9. Retool your business for ‘the new normal’

“Keep in mind that while some people in government think this will be over in three weeks, the reality is that this could easily [last] two years,” Wheelright said. “The real estate market it could be much longer than that because what we’re seeing in renters is that some rental properties are expecting that 50 percent of their renters will not be able to pay rent.”

“Well if they’re not able to pay rent, guess what else they can’t do: buy a house,” he said. “We’re going to see a big drag on real estate for a much more extended amount of time.”

To survive a downturn, Wheelwright said agents must use this time to rebrand and retool their business for future success, which will likely shift to a fully digital real estate transaction model.

“You have to look at, ‘How are we doing business?'” he said. “Business is never going to be the same because people are used to doing things remotely, people are used to doing things online. So when you look at your real estate business, this is a chance to retool and maybe pivot to a different type of way of doing business.”

After determining the best way to move forward, Wheelwright said agents need to review the suite of tools they use and figure out which ones to ditch and replace, if they have the extra funds.

“Assuming this goes two years, how do you see your business running and surviving for an extended period of time? And what will you have to do?” he concluded. “Look at creating a plan of action first, and then look at which tool is going to help you. Look at strategies first and tactics second.”

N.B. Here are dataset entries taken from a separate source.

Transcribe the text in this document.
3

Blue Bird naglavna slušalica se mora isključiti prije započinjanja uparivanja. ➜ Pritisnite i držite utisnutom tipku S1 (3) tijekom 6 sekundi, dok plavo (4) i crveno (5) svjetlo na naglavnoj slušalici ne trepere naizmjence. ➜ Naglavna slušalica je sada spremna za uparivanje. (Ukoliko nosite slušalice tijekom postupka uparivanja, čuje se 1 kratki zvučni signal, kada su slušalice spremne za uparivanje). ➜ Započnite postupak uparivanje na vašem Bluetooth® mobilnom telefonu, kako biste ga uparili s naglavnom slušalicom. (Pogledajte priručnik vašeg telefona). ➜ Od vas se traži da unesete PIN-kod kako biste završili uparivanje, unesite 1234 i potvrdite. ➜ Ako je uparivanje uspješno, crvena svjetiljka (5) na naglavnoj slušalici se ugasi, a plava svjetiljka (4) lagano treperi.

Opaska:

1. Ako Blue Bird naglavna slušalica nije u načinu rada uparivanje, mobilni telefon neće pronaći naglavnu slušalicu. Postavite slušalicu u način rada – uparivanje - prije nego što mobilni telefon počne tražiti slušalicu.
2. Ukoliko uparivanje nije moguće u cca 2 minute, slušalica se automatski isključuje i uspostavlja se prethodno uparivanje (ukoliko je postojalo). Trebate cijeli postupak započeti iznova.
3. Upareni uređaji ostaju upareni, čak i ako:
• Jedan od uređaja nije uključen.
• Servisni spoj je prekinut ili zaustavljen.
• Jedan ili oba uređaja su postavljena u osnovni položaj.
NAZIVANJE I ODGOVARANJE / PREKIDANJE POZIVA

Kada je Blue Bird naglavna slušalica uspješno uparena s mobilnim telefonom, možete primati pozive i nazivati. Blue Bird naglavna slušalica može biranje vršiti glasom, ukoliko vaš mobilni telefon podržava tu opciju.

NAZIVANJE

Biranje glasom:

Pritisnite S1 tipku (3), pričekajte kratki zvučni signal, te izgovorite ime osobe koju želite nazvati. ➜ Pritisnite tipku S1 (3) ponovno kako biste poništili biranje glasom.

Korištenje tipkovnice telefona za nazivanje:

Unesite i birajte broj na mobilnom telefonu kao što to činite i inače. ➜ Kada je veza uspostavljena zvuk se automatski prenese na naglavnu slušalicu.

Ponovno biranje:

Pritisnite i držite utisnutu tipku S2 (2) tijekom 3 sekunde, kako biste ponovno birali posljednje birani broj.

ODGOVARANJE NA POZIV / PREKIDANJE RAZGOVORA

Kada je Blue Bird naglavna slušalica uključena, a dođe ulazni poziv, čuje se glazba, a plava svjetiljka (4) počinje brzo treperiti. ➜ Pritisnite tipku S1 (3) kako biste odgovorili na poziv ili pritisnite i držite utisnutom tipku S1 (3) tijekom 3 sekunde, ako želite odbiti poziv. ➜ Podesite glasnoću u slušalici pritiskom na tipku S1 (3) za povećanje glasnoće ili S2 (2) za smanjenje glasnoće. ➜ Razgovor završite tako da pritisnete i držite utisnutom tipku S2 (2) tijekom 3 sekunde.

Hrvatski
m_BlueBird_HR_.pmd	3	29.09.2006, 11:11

10. Seize a potential drop in home prices

The “r-word” is becoming more of a reality, Wheelwright said, while noting that home prices are likely to drop as the domestic and global economy slides. If you’re an agent who has the financial means, Wheelwright said this is the time to begin scoping for listings that you can snap up and eventually rent.

“We are going to see this decrease in purchase price on real estate. I mean, it’s starting to happen now,” he said. “There are going to be opportunities and who knows those opportunities first? Real estate agents.”